Normally uncontroversial, the Trump coin has managed to stir controversy for a number of reasons. It depicts Trump and Kim Jong-un as equals--which has real-world diplomatic overtones. The ruling members of North Korea's hereditary dictatorship have been trying for decades to force the United States to acknowledge them as peers, knowing that this would make it more difficult to act against the regime when necessary.
The coin also refers to Kim by his preferred honorific, "Supreme Leader." Kim inherited this title after his father Kim Jong-il died, and held on to it--as Trump has noted with undisguised admiration--by ordering the assassination of all potential rivals from within the ranks of the North Korean elite. His government is known to engage in any number of brutal forms of human rights abuses, including torture, enslavement, and the punitive rape of women for their family members' political crimes. The United States did not typically (until now) acknowledge the legitimacy of Kim's government by using that title.
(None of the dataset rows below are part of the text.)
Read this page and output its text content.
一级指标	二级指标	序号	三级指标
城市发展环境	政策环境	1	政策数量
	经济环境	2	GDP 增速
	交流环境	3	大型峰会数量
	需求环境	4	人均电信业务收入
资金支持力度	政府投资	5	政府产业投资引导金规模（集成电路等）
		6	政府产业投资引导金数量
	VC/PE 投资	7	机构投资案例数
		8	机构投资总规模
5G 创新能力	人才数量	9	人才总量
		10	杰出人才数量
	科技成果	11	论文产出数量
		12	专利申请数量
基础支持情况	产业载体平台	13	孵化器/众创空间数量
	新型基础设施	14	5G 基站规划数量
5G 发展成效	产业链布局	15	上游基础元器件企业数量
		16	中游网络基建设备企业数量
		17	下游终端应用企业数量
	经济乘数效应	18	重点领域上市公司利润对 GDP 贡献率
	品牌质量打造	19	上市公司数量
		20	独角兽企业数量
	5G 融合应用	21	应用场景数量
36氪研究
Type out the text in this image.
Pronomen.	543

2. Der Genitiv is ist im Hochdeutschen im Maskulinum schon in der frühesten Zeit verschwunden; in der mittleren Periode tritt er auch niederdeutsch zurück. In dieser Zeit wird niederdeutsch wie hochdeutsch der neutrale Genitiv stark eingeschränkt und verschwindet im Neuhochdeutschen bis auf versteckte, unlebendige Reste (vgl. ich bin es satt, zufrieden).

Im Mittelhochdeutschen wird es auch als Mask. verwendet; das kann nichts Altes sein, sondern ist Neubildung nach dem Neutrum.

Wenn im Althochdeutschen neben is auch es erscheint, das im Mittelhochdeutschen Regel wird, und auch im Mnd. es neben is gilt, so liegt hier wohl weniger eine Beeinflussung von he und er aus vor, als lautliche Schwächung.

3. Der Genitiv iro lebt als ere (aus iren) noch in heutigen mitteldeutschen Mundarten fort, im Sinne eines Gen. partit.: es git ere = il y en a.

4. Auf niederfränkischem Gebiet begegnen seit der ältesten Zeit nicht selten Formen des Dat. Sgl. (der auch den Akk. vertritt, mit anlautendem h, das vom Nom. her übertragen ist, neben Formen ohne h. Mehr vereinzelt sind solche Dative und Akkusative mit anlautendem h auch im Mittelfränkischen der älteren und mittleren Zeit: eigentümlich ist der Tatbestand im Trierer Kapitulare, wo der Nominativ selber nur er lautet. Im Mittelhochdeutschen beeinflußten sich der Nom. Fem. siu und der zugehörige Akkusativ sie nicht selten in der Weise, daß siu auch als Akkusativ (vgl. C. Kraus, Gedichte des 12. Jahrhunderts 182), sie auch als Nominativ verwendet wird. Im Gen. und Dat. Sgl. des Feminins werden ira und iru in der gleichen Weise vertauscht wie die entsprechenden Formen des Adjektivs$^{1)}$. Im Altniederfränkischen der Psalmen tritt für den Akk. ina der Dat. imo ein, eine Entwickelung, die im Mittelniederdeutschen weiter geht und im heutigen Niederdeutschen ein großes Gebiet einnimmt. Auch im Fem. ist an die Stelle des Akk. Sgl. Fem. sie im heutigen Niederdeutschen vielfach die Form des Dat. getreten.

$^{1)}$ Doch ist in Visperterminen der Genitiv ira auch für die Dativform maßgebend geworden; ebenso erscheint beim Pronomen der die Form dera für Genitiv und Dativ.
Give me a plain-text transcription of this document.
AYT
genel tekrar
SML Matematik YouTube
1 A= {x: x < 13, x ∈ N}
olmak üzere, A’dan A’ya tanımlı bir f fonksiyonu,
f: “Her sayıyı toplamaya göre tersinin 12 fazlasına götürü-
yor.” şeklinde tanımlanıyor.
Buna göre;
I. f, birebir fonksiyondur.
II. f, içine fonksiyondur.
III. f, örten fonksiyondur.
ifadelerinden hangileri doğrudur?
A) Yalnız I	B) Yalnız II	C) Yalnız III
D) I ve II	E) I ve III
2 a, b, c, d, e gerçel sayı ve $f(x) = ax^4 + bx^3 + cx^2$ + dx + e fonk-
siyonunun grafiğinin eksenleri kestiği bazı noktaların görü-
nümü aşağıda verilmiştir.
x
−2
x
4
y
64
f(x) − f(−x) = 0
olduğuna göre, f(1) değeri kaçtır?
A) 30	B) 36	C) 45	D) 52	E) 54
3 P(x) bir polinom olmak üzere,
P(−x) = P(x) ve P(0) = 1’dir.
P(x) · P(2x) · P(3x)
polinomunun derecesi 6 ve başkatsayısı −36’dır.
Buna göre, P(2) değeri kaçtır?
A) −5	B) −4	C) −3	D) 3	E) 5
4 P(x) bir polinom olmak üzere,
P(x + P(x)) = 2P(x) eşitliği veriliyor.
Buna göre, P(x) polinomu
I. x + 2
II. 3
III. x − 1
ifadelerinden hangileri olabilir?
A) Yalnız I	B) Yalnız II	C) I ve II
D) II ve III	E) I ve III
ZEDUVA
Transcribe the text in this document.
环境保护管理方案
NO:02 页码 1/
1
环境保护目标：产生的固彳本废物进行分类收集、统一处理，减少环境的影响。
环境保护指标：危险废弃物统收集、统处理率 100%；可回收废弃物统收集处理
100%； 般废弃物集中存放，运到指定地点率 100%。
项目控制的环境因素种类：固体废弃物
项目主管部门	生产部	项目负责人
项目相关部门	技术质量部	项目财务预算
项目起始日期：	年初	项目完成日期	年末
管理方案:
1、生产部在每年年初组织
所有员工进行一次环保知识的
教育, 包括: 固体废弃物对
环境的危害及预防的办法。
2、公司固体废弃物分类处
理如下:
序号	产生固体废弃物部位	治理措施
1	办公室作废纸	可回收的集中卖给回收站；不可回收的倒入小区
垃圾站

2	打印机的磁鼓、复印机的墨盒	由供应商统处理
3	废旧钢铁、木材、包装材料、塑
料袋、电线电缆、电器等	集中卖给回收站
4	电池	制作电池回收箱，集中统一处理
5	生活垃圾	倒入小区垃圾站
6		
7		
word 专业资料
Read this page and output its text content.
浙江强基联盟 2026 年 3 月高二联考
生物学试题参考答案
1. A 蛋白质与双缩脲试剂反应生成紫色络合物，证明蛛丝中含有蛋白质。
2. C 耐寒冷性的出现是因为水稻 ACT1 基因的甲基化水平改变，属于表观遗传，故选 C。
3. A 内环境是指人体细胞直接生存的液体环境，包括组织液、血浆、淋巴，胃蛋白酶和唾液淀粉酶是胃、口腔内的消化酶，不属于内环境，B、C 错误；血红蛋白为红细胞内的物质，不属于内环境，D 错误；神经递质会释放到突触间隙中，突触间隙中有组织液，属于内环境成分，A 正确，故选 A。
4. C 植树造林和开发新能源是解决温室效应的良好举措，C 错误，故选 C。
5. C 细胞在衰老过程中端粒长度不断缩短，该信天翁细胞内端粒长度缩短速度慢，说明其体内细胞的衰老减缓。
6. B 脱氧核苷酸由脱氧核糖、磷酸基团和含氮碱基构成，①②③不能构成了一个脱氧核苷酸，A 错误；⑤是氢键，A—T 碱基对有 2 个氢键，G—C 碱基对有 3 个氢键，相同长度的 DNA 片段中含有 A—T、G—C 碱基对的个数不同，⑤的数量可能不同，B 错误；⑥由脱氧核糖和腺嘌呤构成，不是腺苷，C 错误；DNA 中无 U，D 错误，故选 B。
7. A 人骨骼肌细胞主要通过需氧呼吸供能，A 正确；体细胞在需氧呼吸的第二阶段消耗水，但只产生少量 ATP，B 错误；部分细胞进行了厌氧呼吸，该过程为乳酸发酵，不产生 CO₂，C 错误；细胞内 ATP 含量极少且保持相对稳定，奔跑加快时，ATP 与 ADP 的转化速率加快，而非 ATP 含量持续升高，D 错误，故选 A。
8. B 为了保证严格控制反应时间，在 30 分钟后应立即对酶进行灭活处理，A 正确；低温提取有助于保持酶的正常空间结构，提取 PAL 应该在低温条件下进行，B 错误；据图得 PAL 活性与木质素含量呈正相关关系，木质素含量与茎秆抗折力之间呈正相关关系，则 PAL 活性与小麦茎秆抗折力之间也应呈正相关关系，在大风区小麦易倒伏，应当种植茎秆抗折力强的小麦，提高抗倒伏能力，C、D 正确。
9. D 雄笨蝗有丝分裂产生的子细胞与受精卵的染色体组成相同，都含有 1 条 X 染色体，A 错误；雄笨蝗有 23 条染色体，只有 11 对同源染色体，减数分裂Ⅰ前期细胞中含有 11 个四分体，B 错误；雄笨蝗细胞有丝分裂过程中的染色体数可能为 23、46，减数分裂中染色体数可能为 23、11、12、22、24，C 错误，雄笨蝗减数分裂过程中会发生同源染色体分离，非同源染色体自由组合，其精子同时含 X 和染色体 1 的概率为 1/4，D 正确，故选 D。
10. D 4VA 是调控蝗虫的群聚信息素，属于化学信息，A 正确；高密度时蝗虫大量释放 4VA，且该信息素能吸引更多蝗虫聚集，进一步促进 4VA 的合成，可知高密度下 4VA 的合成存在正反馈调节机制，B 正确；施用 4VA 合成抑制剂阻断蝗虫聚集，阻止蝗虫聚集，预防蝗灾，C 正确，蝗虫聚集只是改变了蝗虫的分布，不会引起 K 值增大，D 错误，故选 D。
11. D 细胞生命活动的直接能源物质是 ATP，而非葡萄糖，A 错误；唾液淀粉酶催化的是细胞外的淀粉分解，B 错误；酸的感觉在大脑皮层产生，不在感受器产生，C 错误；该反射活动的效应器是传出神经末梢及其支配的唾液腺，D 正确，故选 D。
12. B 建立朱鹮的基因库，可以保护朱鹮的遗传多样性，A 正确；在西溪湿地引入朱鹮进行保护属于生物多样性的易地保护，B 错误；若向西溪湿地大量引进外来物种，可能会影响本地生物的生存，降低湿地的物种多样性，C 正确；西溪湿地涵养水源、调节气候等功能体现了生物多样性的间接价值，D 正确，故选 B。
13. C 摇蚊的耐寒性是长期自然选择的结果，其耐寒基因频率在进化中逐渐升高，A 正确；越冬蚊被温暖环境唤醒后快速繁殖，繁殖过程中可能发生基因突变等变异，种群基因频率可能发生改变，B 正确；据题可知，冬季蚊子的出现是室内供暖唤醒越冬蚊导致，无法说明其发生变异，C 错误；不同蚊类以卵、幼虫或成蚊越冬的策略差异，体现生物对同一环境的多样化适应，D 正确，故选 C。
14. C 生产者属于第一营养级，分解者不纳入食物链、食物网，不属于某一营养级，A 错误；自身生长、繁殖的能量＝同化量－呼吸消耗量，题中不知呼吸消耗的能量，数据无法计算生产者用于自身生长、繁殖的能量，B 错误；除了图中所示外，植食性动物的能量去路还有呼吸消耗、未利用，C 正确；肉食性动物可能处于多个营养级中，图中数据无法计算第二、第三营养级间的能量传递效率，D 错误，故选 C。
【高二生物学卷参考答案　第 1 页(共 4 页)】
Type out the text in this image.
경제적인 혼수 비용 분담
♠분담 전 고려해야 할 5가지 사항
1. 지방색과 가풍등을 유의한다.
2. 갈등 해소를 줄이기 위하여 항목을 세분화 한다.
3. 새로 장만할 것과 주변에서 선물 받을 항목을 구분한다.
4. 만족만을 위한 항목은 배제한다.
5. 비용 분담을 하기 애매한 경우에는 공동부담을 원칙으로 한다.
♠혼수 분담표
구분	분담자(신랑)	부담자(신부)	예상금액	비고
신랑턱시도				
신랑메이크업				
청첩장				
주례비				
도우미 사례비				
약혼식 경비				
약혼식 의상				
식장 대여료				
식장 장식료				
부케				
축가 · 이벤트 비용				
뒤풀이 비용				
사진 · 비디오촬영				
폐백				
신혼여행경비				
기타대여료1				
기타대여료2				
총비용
But most significantly, the coin "commemorates" a summit that still may not happen. Even Trump is having second thoughts about the wisdom of the meeting he single-handedly brought about. Trump has apparently belatedly realized what everyone else concerned already knew: that Kim has no intention of actually giving up his nuclear weapons, an outcome that Trump promised would be the result. (In fairness to Kim, while Trump claimed that Kim had offered "denuclearization," Kim's own statement on the matter said no such thing.)
Since agreeing to become the first U.S. president ever to dignify the North Korean regime with a summit, Trump has called Kim "very honorable," praised his "excellent" treatment of hostages, and capitulated to Kim's demand that he cancel joint U.S.-South Korea military exercises.
Why does this matter?
- Even a president as fond of dictators and strongmen as Trump is should have been able to understand why trusting Kim Jong-un to do right by the United States was a bad idea.
- Diplomacy and foreign policy are too important to screw up this badly, especially where hostile nuclear powers are involved.